The justification for altering the NASB translation (and all English translations surveyed) stems from the accents in the Masoretic text of Psalm 54.  The accents represent important punctuation and interpretation considerations. Waltke and O’Connor write (An Introduction to Biblical Hebrew Syntax, para. 1.6.4), “The accent system punctuates the text and is therefore a very important feature in its syntactic analysis. . . . . “At present it is best to consider the accents as an early and relatively reliable witness to a correct interpretation of the text.”


The significant disjunctive accent in Psalm 54:4a (Deḥî or Ṭiphḥā, Gesenius’ Hebrew Grammar, para. 15h) also occurs on the vocatives “O God” of verses 1 and 2. A disjunctive accent represents a syntactical break or pause before the following words. In verse 3 “God” also appears but with a conjunctive accent (Ṭarḥā, Gesenius’ Hebrew Grammar, para. 15i) that joins it to the following term without a pause or break. Thus, the Masoretes, who formalized the pronunciation and interpretation of the text of the Hebrew Bible, indicated a pause after “Behold God” making the participle, “[He who is helping]” (עזר), function as a relative clause (Waltke and O’Connor (An Introduction to Biblical Hebrew Syntax, para. 37.5) as in the above altered NASB translation.

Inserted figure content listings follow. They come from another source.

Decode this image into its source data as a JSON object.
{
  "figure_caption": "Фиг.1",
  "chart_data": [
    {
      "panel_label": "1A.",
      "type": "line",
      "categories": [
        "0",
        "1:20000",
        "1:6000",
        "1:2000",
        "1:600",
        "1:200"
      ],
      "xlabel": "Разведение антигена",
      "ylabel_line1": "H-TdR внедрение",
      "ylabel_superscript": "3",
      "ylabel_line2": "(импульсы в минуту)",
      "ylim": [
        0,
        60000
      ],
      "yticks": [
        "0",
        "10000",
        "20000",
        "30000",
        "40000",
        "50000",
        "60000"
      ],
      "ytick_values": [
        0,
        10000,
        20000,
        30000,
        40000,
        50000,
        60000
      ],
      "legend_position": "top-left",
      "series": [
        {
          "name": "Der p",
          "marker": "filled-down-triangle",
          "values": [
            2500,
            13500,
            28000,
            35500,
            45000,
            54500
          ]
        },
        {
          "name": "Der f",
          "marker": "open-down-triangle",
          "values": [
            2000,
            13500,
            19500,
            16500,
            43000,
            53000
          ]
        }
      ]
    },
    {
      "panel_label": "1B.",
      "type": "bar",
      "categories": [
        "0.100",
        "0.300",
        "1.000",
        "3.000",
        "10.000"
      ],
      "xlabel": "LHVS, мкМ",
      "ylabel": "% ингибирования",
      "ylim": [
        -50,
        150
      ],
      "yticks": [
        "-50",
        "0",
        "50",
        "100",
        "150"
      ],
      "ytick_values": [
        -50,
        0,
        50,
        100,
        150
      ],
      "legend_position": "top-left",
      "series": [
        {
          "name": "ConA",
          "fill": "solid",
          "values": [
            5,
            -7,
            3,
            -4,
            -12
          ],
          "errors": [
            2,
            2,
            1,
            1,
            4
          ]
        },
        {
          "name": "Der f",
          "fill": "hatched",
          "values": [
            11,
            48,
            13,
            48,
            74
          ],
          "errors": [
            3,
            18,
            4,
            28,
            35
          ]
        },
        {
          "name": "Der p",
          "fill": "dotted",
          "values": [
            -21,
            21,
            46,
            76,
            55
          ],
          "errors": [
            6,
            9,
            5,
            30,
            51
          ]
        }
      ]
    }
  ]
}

At the center of the psalm, the demonstrative interjection “Behold” [הִנֵּ֣ה] abruptly “calls attention to the following noun” (Koehler, Baumgartner, The Hebrew and Aramaic Lexicon of the Old Testament, 252; see also Brown, Driver, Briggs. Enhanced Brown-Driver-Briggs Hebrew and English Lexicon, 244-45, a. “pointing to persons”). This interjection along with the disjunctive accent on God (אֱ֭לֹהִים) takes center stage in the psalmist’s psyche. Meditating on the attributes of God soothes his soul and energizes his faith. Additional support for this emphasis on God’s attributes is the two-fold use of the “name” (שֵם, verses 3, 8), a term that “frequently means reputation,” or signifies “the nature or attributes of the person named” (Ross, Dictionary of Old Testament Theology & Exegesis, Vol. 4, 150). Contemplating God by the psalmist immediately evolved into a revived spirit and confidence in the positive outcome of his troubles.